Fretboard Mechanics & Beyond: A Guide to Alternate Picking, Part 1

I've received numerous requests for lessons on picking. People often ask me, "How can I improve my picking?" What they usually mean by this is, "How can I increase my picking speed?"

This is a very tough and touchy subject. While picking speed is an important aspect of playing, another trick in your bag of tricks, so to speak, it is in no way a be-all-to-end-all in a musician's repertoire. See the change of words? Guitar player vs. musician.

I believe, though, that picking accuracy is extremely important no matter how fast you want to play.

There are some incredible pickers out there. I don't need to mention their names. There are even more out there who we haven't heard of.
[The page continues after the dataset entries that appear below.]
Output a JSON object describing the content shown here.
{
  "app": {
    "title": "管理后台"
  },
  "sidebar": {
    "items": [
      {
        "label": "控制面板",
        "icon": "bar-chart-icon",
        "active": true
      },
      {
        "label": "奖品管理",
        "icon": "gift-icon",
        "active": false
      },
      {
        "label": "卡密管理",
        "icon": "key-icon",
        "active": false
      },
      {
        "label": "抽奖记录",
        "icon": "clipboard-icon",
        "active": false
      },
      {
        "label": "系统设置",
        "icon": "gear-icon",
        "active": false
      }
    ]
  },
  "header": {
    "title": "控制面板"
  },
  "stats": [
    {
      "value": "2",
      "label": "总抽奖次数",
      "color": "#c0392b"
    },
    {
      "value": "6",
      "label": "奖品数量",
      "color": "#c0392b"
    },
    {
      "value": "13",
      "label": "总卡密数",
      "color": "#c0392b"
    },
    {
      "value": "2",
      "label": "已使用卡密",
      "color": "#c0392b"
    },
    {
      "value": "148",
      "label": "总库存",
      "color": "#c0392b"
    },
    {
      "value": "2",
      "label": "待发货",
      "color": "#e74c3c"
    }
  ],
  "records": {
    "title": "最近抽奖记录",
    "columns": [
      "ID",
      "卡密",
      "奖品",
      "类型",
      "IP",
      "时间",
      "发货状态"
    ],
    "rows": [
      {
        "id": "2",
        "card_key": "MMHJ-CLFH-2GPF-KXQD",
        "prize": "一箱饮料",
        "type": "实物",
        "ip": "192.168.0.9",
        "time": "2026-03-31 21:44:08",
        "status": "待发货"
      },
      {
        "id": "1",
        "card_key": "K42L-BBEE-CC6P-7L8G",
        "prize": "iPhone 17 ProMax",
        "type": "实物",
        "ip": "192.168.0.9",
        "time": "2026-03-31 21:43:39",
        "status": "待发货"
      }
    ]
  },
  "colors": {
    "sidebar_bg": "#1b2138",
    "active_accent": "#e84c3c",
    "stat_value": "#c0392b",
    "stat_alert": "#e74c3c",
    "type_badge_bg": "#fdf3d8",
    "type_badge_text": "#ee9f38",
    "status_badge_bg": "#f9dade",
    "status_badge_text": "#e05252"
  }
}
The bar of fast picking has been raised in strides lately, especially in the rock genre since the '80s, when most of us became aware of the technique.

How did that happen? How did some of us get to a level of fast picking? One thing in common, I guarantee, is hours and hours of practice. That and breaking the technique into small, reachable goals and teaching your muscles where to go and what to do.

There are plenty of mechanics that go into the art of picking. Do you use your arm to pick? Your wrist? How do you hold a pick? There is no right or wrong way as far as using your arm or wrist — or how a pick is held. You have to listen to how your body wants to accomplish this goal.

The main key is synchronization between your picking hand and your fretting hand. One pick stroke gets one fretted note. If you have a three-note sequence, you need to play one pick stroke and move your fret-hand fingers to the proper note in the time to fret the note in the same time of the pick attack. Sounds simple? In theory, it is.

We also have to pay attention to what type of pick stroke we are starting the phrase with. If we start with a down stroke in our three-note sequence, we will have a down stroke on our first note, an up stroke on the second note and a down stroke on our third note. For those who aren't familiar with the terminology, it's that golden two-word phrase: "alternate picking." You are alternating picking strokes. Down, up, down, up, etc. Or up, down, up, down, etc.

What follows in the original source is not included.